Intermittent nicotine exposure upregulates nAChR radioligand binding in the VTA but not the NAcc

To test whether nicotine exposure alters nAChRs in either of these regions, tissue punches were obtained from the VTA and NAcc of nicotine- and saline-exposed rats for binding assays with radiolabeled epibatidine, a high affinity nAChR agonist. Repeated intermittent nicotine exposure increased epibatidine binding in the VTA at 2 hours, but not 3 days or 3 weeks following nicotine exposure (Fig. 1C; >2-fold increase relative to saline-exposure; P<0.05).
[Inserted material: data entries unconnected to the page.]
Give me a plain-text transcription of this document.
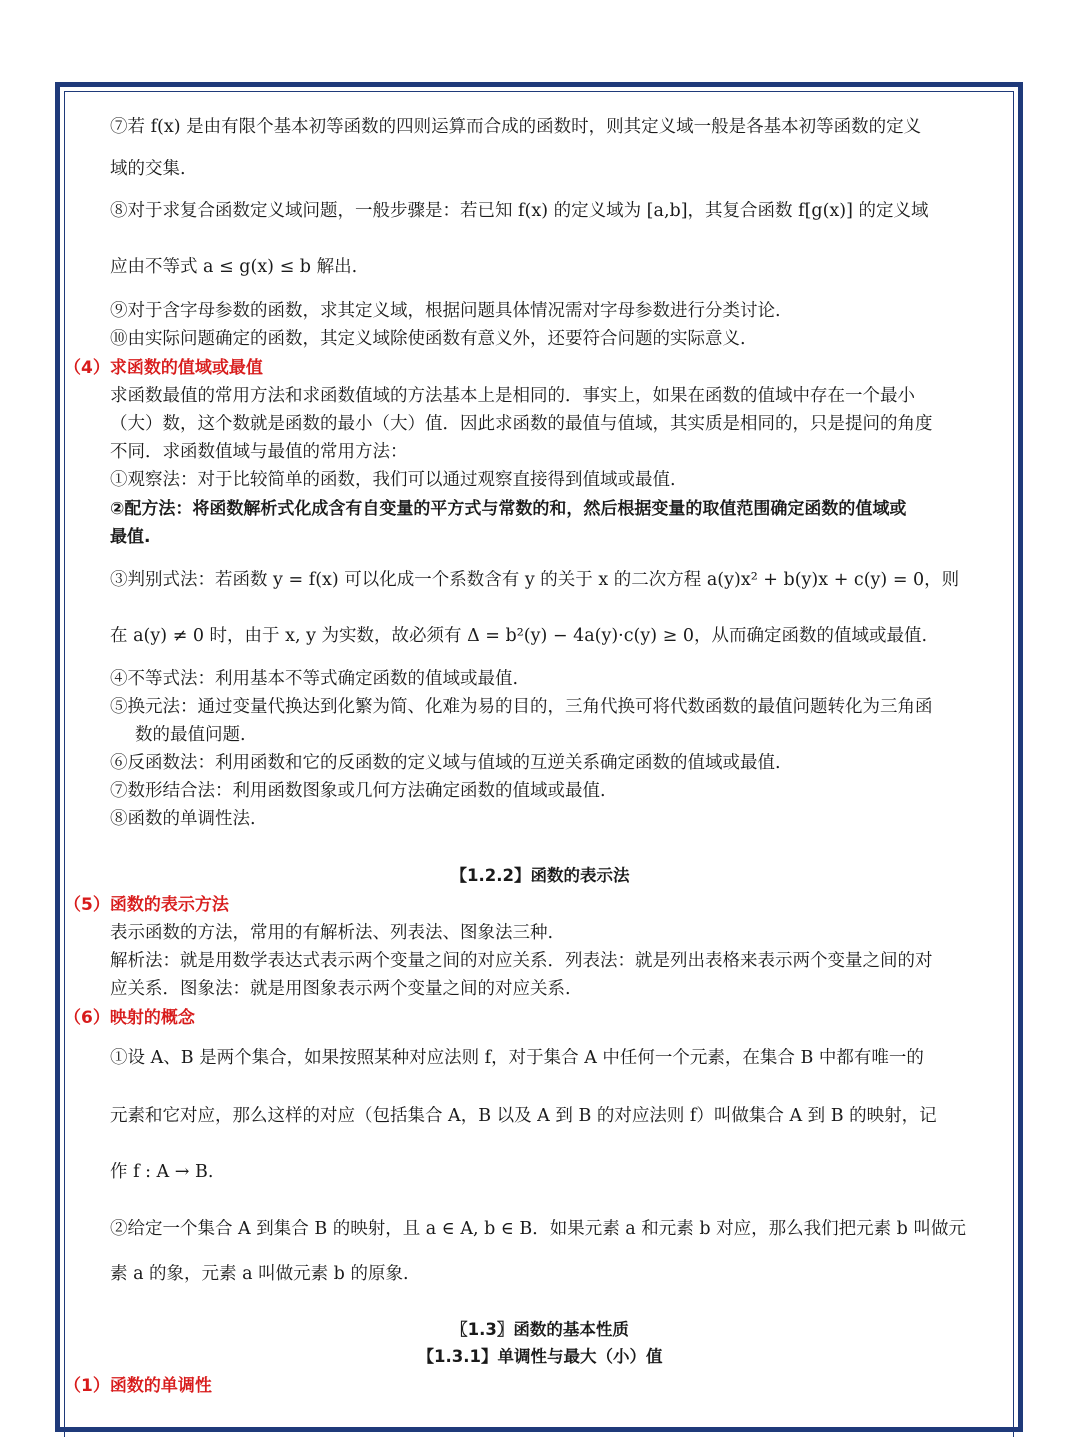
⑦若 f(x) 是由有限个基本初等函数的四则运算而合成的函数时，则其定义域一般是各基本初等函数的定义
域的交集.
⑧对于求复合函数定义域问题，一般步骤是：若已知 f(x) 的定义域为 [a,b]，其复合函数 f[g(x)] 的定义域
应由不等式 a ≤ g(x) ≤ b 解出.
⑨对于含字母参数的函数，求其定义域，根据问题具体情况需对字母参数进行分类讨论.
⑩由实际问题确定的函数，其定义域除使函数有意义外，还要符合问题的实际意义.
（4）求函数的值域或最值
求函数最值的常用方法和求函数值域的方法基本上是相同的．事实上，如果在函数的值域中存在一个最小
（大）数，这个数就是函数的最小（大）值．因此求函数的最值与值域，其实质是相同的，只是提问的角度
不同．求函数值域与最值的常用方法：
①观察法：对于比较简单的函数，我们可以通过观察直接得到值域或最值.
②配方法：将函数解析式化成含有自变量的平方式与常数的和，然后根据变量的取值范围确定函数的值域或
最值.
③判别式法：若函数 y = f(x) 可以化成一个系数含有 y 的关于 x 的二次方程 a(y)x² + b(y)x + c(y) = 0，则
在 a(y) ≠ 0 时，由于 x, y 为实数，故必须有 Δ = b²(y) − 4a(y)·c(y) ≥ 0，从而确定函数的值域或最值.
④不等式法：利用基本不等式确定函数的值域或最值.
⑤换元法：通过变量代换达到化繁为简、化难为易的目的，三角代换可将代数函数的最值问题转化为三角函
数的最值问题.
⑥反函数法：利用函数和它的反函数的定义域与值域的互逆关系确定函数的值域或最值.
⑦数形结合法：利用函数图象或几何方法确定函数的值域或最值.
⑧函数的单调性法.
【1.2.2】函数的表示法
（5）函数的表示方法
表示函数的方法，常用的有解析法、列表法、图象法三种.
解析法：就是用数学表达式表示两个变量之间的对应关系．列表法：就是列出表格来表示两个变量之间的对
应关系．图象法：就是用图象表示两个变量之间的对应关系.
（6）映射的概念
①设 A、B 是两个集合，如果按照某种对应法则 f，对于集合 A 中任何一个元素，在集合 B 中都有唯一的
元素和它对应，那么这样的对应（包括集合 A，B 以及 A 到 B 的对应法则 f）叫做集合 A 到 B 的映射，记
作 f : A → B.
②给定一个集合 A 到集合 B 的映射，且 a ∈ A, b ∈ B．如果元素 a 和元素 b 对应，那么我们把元素 b 叫做元
素 a 的象，元素 a 叫做元素 b 的原象.
〖1.3〗函数的基本性质
【1.3.1】单调性与最大（小）值
（1）函数的单调性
The ANOVA conducted on these data (expressed as % of saline-exposed controls) revealed significant effects of exposure (F1,52=4.31, P<0.05) and time (F2,52=3.96, P<0.05) as well as a significant exposure x time interaction (F2,52=3.96, P<0.05). No significant effects of nicotine exposure on epibatidine binding were observed in the NAcc at any of the times tested (Fig. 1D; exposure, F1,67=2.56, NS; time, F2,67=0.13, NS, exposure x time interaction, F2,67=0.13, NS). Thus, transient upregulation was observed in VTA nAChRs that are critical for the induction of sensitization by nicotine.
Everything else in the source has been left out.